Fondue savoyarde followed suit, using more French cheeses than Swiss. A common recipe calls for 1/3 Comté, 1/3 Beaufort—two of France’s finest mountain cheeses—and 1/3 Swiss Gruyère. Some French fondue fans may also add Abondance, a semi-hard cheese named after the Savoyarde breed of cows who supply the milk, and a town in the Haute-Savoie. But, as in Switzerland, no single recipe reigns.

From clay pot to caquelon

An 18th-century cook would hardly recognize a modern fondue set. Although the enameled cast iron caquelon, its convenient alcohol burner and color-coded forks made for many successful soirées in the 1970s, the earliest fondue equipment consisted of more rustic material—often just a clay pot and glowing embers. Raboud Schüle notes that “the burner-caquelon couple has only been standard household equipment since the 1950s. It wasn’t so common for earlier generations.”

After World War II, the cheese marketing agency renewed its 1930s campaign, again pushing people to ratchet up consumption of Gruyère and Vacherin. A plentiful supply after years of wartime restrictions, improvements in fondue paraphernalia and intense marketing efforts meant that Alpine society simply melted for rich, decadent fondue. What’s more, it’s a fun, easy dinner that brings friends and family together around a delicious dish. Who wouldn’t melt over that?
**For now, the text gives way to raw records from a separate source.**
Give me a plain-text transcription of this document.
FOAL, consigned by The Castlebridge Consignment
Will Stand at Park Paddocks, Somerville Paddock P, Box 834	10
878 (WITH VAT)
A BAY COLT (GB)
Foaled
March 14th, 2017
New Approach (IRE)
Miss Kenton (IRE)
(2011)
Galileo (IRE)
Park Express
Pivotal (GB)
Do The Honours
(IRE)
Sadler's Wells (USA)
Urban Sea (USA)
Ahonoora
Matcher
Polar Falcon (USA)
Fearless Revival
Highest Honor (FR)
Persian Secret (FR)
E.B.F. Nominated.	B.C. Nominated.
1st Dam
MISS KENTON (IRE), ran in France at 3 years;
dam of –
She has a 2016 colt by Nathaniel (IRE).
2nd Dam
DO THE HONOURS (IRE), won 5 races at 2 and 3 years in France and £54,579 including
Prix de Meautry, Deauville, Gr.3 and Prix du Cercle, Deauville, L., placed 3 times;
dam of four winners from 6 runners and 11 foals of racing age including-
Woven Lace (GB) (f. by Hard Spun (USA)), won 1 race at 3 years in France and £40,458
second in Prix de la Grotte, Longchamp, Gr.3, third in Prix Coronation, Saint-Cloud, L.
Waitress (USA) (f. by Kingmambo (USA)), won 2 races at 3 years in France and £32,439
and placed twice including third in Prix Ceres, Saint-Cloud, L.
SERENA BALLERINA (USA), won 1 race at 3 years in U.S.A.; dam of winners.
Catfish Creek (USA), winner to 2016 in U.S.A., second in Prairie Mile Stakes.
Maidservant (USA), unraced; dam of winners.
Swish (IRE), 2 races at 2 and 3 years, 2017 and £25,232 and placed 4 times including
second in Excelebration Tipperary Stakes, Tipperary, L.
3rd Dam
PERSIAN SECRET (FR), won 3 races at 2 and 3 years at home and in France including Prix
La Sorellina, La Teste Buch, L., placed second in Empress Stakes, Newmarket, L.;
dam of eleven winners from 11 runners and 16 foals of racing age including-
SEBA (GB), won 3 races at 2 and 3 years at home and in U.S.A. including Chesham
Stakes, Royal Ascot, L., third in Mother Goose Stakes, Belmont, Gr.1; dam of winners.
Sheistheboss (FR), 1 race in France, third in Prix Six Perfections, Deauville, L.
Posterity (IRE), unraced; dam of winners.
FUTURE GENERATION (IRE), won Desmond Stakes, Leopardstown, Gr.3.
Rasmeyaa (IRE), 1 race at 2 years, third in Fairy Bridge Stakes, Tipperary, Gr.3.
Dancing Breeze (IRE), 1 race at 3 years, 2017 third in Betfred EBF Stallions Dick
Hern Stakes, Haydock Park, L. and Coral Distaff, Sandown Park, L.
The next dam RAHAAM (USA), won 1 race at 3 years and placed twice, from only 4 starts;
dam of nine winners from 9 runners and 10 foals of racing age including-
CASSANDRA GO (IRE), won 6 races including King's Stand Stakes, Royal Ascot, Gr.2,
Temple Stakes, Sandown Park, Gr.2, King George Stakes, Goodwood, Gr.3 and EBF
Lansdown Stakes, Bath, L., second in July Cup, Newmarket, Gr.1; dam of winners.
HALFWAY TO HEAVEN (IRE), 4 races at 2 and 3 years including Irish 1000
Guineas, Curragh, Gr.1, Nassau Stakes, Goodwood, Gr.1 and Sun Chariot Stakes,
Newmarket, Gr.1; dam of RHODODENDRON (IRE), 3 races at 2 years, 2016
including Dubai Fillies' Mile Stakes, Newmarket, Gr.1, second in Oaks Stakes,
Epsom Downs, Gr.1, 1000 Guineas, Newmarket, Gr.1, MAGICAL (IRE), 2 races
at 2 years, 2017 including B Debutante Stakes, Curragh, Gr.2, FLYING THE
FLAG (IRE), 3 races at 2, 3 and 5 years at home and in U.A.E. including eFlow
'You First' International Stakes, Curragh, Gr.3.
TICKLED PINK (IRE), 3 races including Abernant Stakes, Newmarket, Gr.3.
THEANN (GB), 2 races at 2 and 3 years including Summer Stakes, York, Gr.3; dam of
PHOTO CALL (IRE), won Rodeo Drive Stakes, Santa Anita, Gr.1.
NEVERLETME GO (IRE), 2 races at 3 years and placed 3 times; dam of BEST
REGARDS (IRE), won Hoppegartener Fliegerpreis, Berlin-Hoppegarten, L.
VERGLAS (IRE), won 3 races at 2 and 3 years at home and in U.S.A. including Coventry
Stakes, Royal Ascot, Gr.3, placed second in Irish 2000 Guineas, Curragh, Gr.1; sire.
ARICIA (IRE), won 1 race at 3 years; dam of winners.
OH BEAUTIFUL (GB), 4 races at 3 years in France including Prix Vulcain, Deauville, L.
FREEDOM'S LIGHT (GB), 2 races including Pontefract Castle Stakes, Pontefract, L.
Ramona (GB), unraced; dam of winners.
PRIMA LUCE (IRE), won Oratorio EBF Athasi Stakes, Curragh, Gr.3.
And what a choice of paraphernalia there is. Fondue sets have long been a popular Alpine souvenir. Some are decorated with edelweiss, others come in bold Bordeaux red or sapphire. There’s even a small heart-shaped pot for a romantic chocolate fondue dessert. While fondue apparently still has a long life ahead, it has been popular for long enough to earn its own rites and language.

Do you speak fondue?

An invitation to a fondue dinner offers the occasion to observe a number of rituals that have developed over the years. The best opportunity is when il fait un temps à fondue—it’s fondue weather. The wind chills, the clouds cloak the sun and the atmosphere absolutely calls for something hot, filling and comforting.
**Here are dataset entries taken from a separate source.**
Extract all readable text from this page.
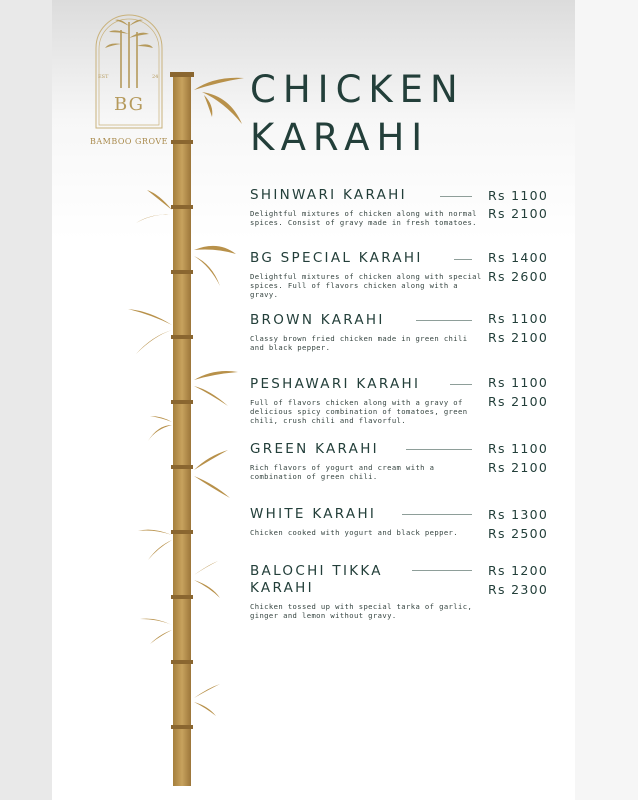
EST	24
BG
BAMBOO GROVE
CHICKEN
KARAHI
SHINWARI KARAHI
Delightful mixtures of chicken along with normal spices. Consist of gravy made in fresh tomatoes.
Rs 1100
Rs 2100
BG SPECIAL KARAHI
Delightful mixtures of chicken along with special spices. Full of flavors chicken along with a gravy.
Rs 1400
Rs 2600
BROWN KARAHI
Classy brown fried chicken made in green chili and black pepper.
Rs 1100
Rs 2100
PESHAWARI KARAHI
Full of flavors chicken along with a gravy of delicious spicy combination of tomatoes, green chili, crush chili and flavorful.
Rs 1100
Rs 2100
GREEN KARAHI
Rich flavors of yogurt and cream with a combination of green chili.
Rs 1100
Rs 2100
WHITE KARAHI
Chicken cooked with yogurt and black pepper.
Rs 1300
Rs 2500
BALOCHI TIKKA
KARAHI
Chicken tossed up with special tarka of garlic, ginger and lemon without gravy.
Rs 1200
Rs 2300
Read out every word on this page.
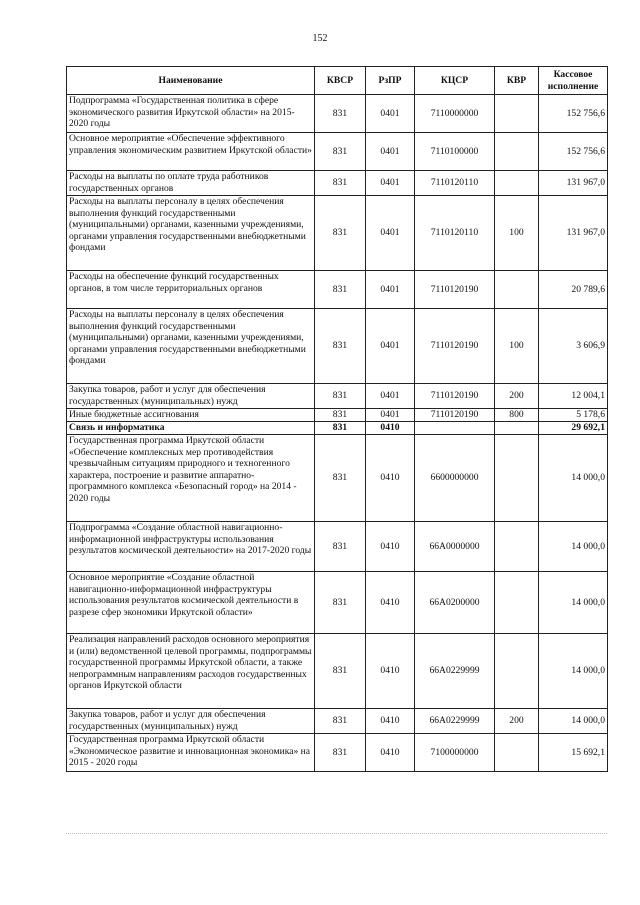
152
Наименование	КВСР	РзПР	КЦСР	КВР	Кассовое исполнение
Подпрограмма «Государственная политика в сфере экономического развития Иркутской области» на 2015-2020 годы	831	0401	7110000000		152 756,6
Основное мероприятие «Обеспечение эффективного управления экономическим развитием Иркутской области»	831	0401	7110100000		152 756,6
Расходы на выплаты по оплате труда работников государственных органов	831	0401	7110120110		131 967,0
Расходы на выплаты персоналу в целях обеспечения выполнения функций государственными (муниципальными) органами, казенными учреждениями, органами управления государственными внебюджетными фондами	831	0401	7110120110	100	131 967,0
Расходы на обеспечение функций государственных органов, в том числе территориальных органов	831	0401	7110120190		20 789,6
Расходы на выплаты персоналу в целях обеспечения выполнения функций государственными (муниципальными) органами, казенными учреждениями, органами управления государственными внебюджетными фондами	831	0401	7110120190	100	3 606,9
Закупка товаров, работ и услуг для обеспечения государственных (муниципальных) нужд	831	0401	7110120190	200	12 004,1
Иные бюджетные ассигнования	831	0401	7110120190	800	5 178,6
Связь и информатика	831	0410			29 692,1
Государственная программа Иркутской области «Обеспечение комплексных мер противодействия чрезвычайным ситуациям природного и техногенного характера, построение и развитие аппаратно-программного комплекса «Безопасный город» на 2014 - 2020 годы	831	0410	6600000000		14 000,0
Подпрограмма «Создание областной навигационно-информационной инфраструктуры использования результатов космической деятельности» на 2017-2020 годы	831	0410	66А0000000		14 000,0
Основное мероприятие «Создание областной навигационно-информационной инфраструктуры использования результатов космической деятельности в разрезе сфер экономики Иркутской области»	831	0410	66А0200000		14 000,0
Реализация направлений расходов основного мероприятия и (или) ведомственной целевой программы, подпрограммы государственной программы Иркутской области, а также непрограммным направлениям расходов государственных органов Иркутской области	831	0410	66А0229999		14 000,0
Закупка товаров, работ и услуг для обеспечения государственных (муниципальных) нужд	831	0410	66А0229999	200	14 000,0
Государственная программа Иркутской области «Экономическое развитие и инновационная экономика» на 2015 - 2020 годы	831	0410	7100000000		15 692,1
Once the caquelon bubbles, your host may insist on tracing figure eights in the melted cheese, supposedly the best way to prevent a solid ball from forming. “It’s more of a mnemonic device so you don’t forget to stir the mixture from time to time,” contends Raboud Schüle. “There’s no magic in the figure eight.”
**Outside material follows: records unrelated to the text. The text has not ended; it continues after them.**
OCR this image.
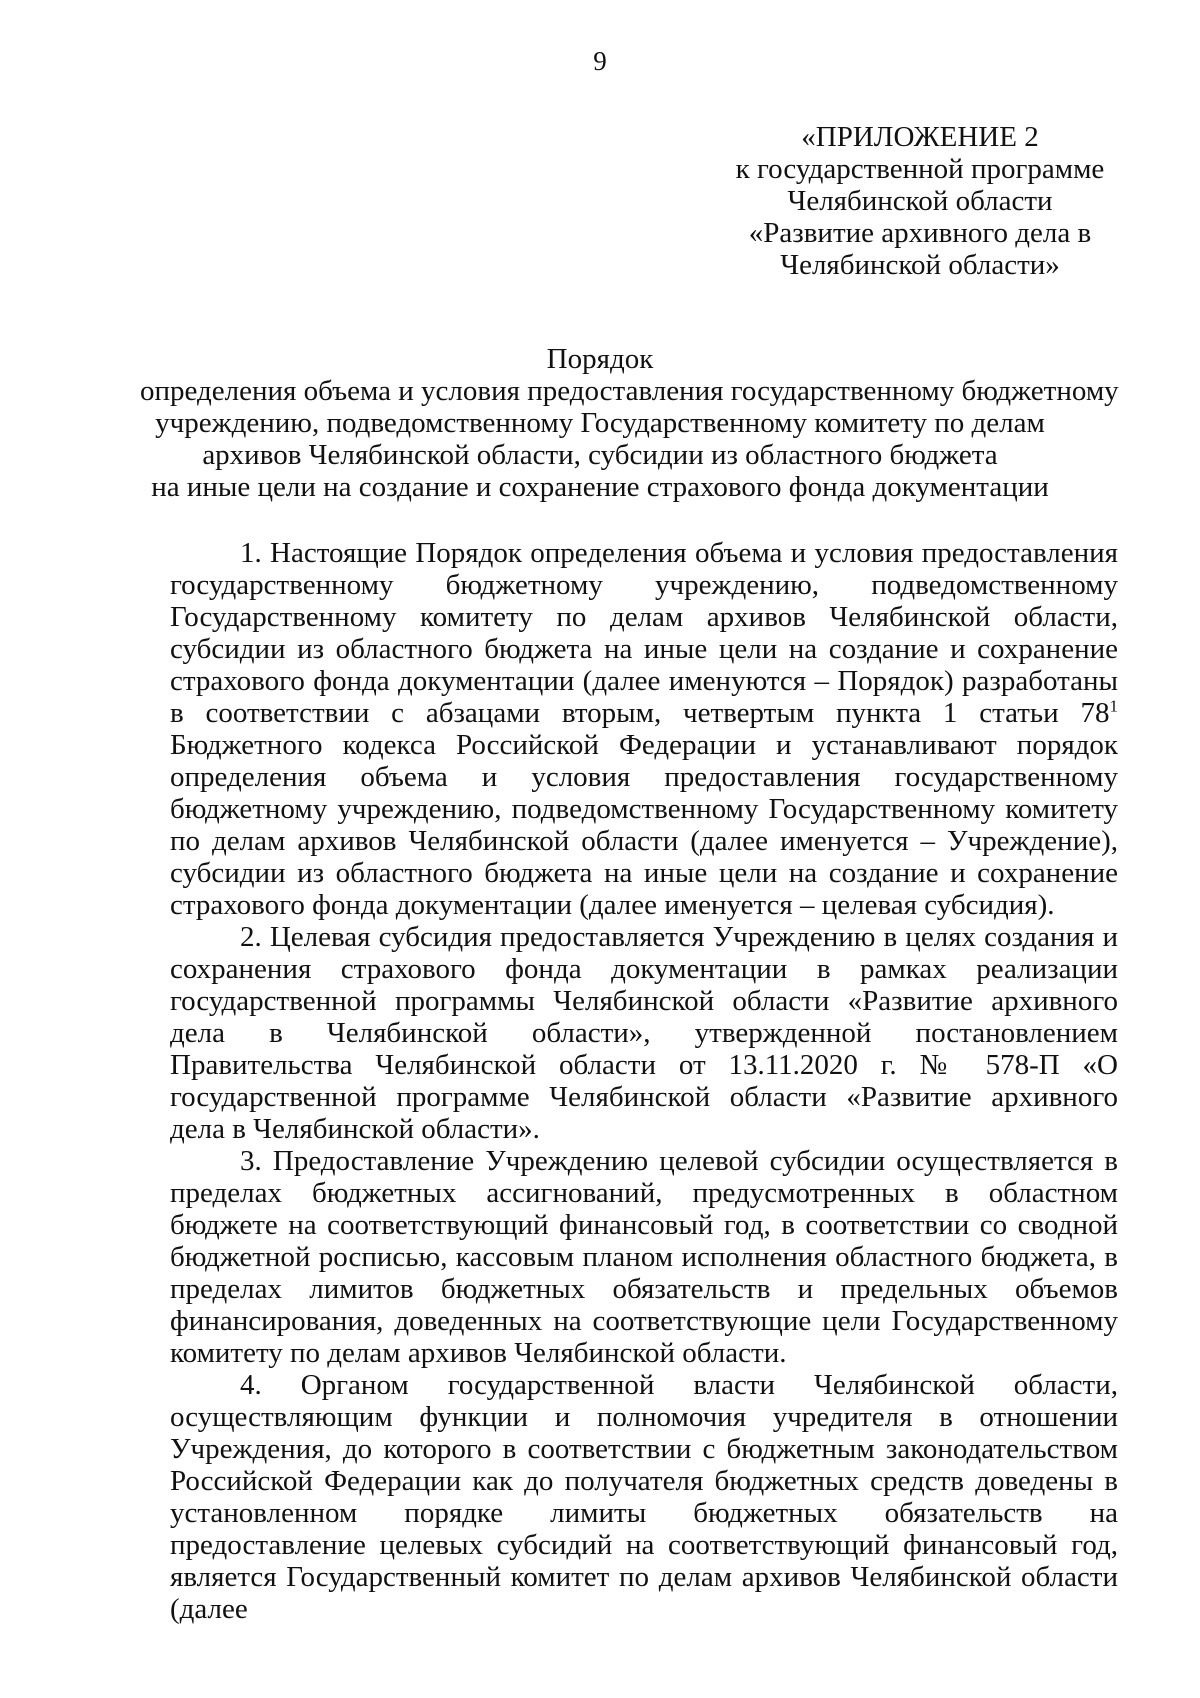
9
«ПРИЛОЖЕНИЕ 2
к государственной программе
Челябинской области
«Развитие архивного дела в
Челябинской области»
Порядок
определения объема и условия предоставления государственному бюджетному
учреждению, подведомственному Государственному комитету по делам
архивов Челябинской области, субсидии из областного бюджета
на иные цели на создание и сохранение страхового фонда документации

1. Настоящие Порядок определения объема и условия предоставления государственному бюджетному учреждению, подведомственному Государственному комитету по делам архивов Челябинской области, субсидии из областного бюджета на иные цели на создание и сохранение страхового фонда документации (далее именуются – Порядок) разработаны в соответствии с абзацами вторым, четвертым пункта 1 статьи $78^1$ Бюджетного кодекса Российской Федерации и устанавливают порядок определения объема и условия предоставления государственному бюджетному учреждению, подведомственному Государственному комитету по делам архивов Челябинской области (далее именуется – Учреждение), субсидии из областного бюджета на иные цели на создание и сохранение страхового фонда документации (далее именуется – целевая субсидия).

2. Целевая субсидия предоставляется Учреждению в целях создания и сохранения страхового фонда документации в рамках реализации государственной программы Челябинской области «Развитие архивного дела в Челябинской области», утвержденной постановлением Правительства Челябинской области от 13.11.2020 г. № 578-П «О государственной программе Челябинской области «Развитие архивного дела в Челябинской области».

3. Предоставление Учреждению целевой субсидии осуществляется в пределах бюджетных ассигнований, предусмотренных в областном бюджете на соответствующий финансовый год, в соответствии со сводной бюджетной росписью, кассовым планом исполнения областного бюджета, в пределах лимитов бюджетных обязательств и предельных объемов финансирования, доведенных на соответствующие цели Государственному комитету по делам архивов Челябинской области.

4. Органом государственной власти Челябинской области, осуществляющим функции и полномочия учредителя в отношении Учреждения, до которого в соответствии с бюджетным законодательством Российской Федерации как до получателя бюджетных средств доведены в установленном порядке лимиты бюджетных обязательств на предоставление целевых субсидий на соответствующий финансовый год, является Государственный комитет по делам архивов Челябинской области (далее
While dunking, plant the bread firmly onto the fork. If it falls off in the cheese,you’re sure to get a gage—an obligation to buy a round of drinks, kiss your neighbor, or worse, run (somewhat) naked through the snow. Better be sure your bread cube can survive a fondue dunk if you want your dignity to survive a fondue dinner.

After the cheese has been swirled up forkful by forkful and finished, the pot will be crusted with toasted cheese. The near-burnt layer even has its own name—la religieuse—and this “nun” at the bottom of the pot is for some, a near-religious delight. Some say that’s where the name comes from. Others claim the vaguely Communion-wafer texture led to the name. In either case, the scraping sound at the end of the meal means that, for some, the best is yet to come.



La Fondue Savoyarde

If you can’t find all these cheeses, use a mixture of Emmental and Gruyère.

4 oz. shredded Beaufort cheese

4 oz. shredded Emmental cheese

4 oz. shredded Comté cheese

1 garlic clove

1 glass of white Savoie wine, such as Apremont, or any light, delicate white wine

Baguette bread cut into 1 inch cubes several hours before eating

If you’re having the fondue at night, cut the bread into cubes in the morning. This way they will have time to dry out just enough to help them stay on the forks when dipped into the melted cheese.

At serving time, cut the garlic clove in half and rub the inside of the fondue pot with it. Add the white wine and place the pot on the stove over medium heat.When the wine is hot, add the cheese by handfuls, stirring constantly. Do not add all the cheese at once. Stir the mixture until it is homogenous. Add pepper to taste and transfer the fondue pot from the stove to the burner on the table.

Each guest sticks a cube of bread on their fork and dips it into the pot, being careful not to lose the bread!